Elliot cogió el resto de la cuerda de manos de Tina y le entregó la pistola.

-Al parecer, tendré que atar y amordazar al doctor Zachariah, para que escuchemos en paz el relato del doctor Dombey. Si cualquiera de los dos hace el menor movimiento en falso, vuélales la cabeza.

-No te preocupes -contestó Tina-. No titubearé.

-No me va a atar -dijo Zachariah.

Sonriente, Elliot avanzó hacia él con la cuerda.

Un muro de aire helado chocó contra el helicóptero y le hizo descender. Jack Morgan luchó con el viento, estabilizó el aparato y consiguió elevarlo cuando estaba a sólo pocos metros de altura de las copas de los árboles.

-¡Yupiiii! -exclamó el piloto-. Es como montar a un caballo salvaje.

A través de los brillantes faros que iluminaban desde el helicóptero, había poca cosa que ver que no fuese la nieve que caía.

-Esto es una locura -comentó Hensen-. No estamos volando entre una tormenta ordinaria. Es una auténtica ventisca.

Ignorando a Hensen, Alexander dijo:

-Morgan, maldita sea, sé que puede hacerlo.

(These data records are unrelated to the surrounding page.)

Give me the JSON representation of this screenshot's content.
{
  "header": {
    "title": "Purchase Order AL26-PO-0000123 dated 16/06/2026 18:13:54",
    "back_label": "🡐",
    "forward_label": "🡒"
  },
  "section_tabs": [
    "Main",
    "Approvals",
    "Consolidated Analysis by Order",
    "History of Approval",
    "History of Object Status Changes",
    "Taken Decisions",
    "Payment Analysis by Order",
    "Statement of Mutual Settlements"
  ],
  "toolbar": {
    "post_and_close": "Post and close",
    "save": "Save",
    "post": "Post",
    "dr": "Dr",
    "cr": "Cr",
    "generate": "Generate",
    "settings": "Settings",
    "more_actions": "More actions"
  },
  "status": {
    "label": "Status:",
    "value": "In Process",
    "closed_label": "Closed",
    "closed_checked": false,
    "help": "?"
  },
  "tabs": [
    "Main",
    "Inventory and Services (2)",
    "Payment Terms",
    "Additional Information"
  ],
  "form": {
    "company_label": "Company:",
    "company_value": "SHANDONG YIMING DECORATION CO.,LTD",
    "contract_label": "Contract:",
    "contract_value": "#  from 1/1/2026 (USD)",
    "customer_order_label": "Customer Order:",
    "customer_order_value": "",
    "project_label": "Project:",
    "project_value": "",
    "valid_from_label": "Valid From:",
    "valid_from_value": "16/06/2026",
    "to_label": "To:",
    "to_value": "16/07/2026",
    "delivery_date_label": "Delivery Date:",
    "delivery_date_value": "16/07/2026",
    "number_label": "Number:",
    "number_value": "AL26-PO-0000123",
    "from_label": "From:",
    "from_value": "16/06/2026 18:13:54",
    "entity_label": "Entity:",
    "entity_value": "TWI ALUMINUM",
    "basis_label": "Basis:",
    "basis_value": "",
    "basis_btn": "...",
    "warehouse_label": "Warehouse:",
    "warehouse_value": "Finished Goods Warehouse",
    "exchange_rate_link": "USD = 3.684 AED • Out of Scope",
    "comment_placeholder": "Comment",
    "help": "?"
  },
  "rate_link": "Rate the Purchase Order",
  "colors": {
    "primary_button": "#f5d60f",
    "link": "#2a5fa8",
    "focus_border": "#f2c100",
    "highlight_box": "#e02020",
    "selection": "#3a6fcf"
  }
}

-Tal vez -replicó Morgan-. Desearía estar tan seguro como usted. Aunque tal vez pueda. Lo que haré será una aproximación indirecta al rellano, moviéndome al compás del viento en vez de a través de él. Atravesaré este sexto valle y luego daré la vuelta hacia las instalaciones y trataré de evitar algunas de esas corrientes cruzadas. Son mortíferas. De esta manera, tardaremos más; pero, por lo menos, tendremos una oportunidad para luchar.

Una bocanada particularmente fuerte envió nieve contra el parabrisas con tal fuerza que, a Kurt Hensen, le parecieron los perdigones de una escopeta de caza.